School-Based Intervention for Adolescents With ADHD: Predictors of Effects on Academic, Behavioral, and Social Functioning

Behav Ther. 2024 Jul;55(4):680-697. doi: 10.1016/j.beth.2024.01.010. Epub 2024 Feb 13.

ABSTRACT

Adolescents with attention-deficit/hyperactivity disorder (ADHD) experience significant academic, behavioral, and social skill difficulties including underachievement, risk for school dropout, poor peer relations, and emotion dysregulation.
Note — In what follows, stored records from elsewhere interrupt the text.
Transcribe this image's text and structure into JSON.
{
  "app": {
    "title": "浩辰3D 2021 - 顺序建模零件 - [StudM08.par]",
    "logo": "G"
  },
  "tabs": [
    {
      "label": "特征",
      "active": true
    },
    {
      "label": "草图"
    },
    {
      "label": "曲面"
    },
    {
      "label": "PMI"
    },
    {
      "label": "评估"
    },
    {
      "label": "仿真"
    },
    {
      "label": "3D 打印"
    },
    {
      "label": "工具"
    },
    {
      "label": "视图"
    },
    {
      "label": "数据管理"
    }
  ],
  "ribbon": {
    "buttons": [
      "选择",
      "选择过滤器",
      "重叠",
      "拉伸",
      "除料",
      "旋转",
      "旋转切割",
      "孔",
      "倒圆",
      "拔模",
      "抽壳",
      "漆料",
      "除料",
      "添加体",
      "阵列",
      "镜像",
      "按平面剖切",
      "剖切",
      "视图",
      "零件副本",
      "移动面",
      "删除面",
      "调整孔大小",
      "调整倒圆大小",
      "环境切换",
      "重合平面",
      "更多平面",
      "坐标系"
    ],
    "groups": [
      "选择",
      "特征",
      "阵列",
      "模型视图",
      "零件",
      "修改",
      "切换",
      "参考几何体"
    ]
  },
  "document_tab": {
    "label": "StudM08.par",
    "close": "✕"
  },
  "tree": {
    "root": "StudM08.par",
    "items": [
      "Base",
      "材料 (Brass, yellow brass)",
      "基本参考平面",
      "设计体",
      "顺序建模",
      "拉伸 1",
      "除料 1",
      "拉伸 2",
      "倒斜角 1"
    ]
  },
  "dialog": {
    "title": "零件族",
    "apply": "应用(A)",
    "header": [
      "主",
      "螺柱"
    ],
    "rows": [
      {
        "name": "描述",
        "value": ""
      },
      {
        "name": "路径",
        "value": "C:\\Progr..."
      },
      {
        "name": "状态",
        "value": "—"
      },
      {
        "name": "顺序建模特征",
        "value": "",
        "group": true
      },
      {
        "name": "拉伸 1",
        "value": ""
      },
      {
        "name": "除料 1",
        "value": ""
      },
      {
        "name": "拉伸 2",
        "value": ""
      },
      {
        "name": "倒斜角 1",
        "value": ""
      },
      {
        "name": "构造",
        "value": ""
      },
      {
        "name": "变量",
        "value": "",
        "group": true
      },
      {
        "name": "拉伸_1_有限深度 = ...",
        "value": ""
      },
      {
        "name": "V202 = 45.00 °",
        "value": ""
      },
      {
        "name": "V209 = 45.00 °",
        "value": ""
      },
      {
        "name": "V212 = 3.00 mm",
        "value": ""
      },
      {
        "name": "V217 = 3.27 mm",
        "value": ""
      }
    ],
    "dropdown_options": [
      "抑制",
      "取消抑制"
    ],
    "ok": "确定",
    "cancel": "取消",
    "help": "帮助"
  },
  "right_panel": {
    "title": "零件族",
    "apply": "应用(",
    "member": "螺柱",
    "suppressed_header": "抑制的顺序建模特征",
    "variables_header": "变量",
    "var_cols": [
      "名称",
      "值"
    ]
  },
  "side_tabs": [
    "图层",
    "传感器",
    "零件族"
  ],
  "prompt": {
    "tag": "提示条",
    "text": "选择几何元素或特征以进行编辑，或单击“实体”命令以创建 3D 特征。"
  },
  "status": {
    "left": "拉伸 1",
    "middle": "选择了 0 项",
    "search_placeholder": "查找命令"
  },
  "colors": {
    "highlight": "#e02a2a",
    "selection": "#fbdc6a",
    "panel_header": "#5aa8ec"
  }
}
Although stimulant medication reduces ADHD symptoms, psychosocial and educational interventions are necessary to address functional impairments. We examined the nature and predictors of academic, behavioral, and social skills trajectories in response to multicomponent organizational and interpersonal skills training in 92 high school students with ADHD. Latent trajectory class analyses revealed positive treatment response ranging from 61.5% (report card grades) to 100% (inattention symptoms, organizational skills, social skills). Organizational skill and academic grade treatment response trajectories were predicted by assigned sex, pretreatment anxiety, and treatment dosage, while improvement in behavioral and social functioning was associated with better emotion regulation and family relations prior to treatment along with stronger working alliance with treatment coach at midtreatment. Multicomponent organizational and interpersonal skills training appears effective for most high school students with ADHD and the degree treatment-induced change is associated with multiple malleable factors can be leveraged to enhance intervention response.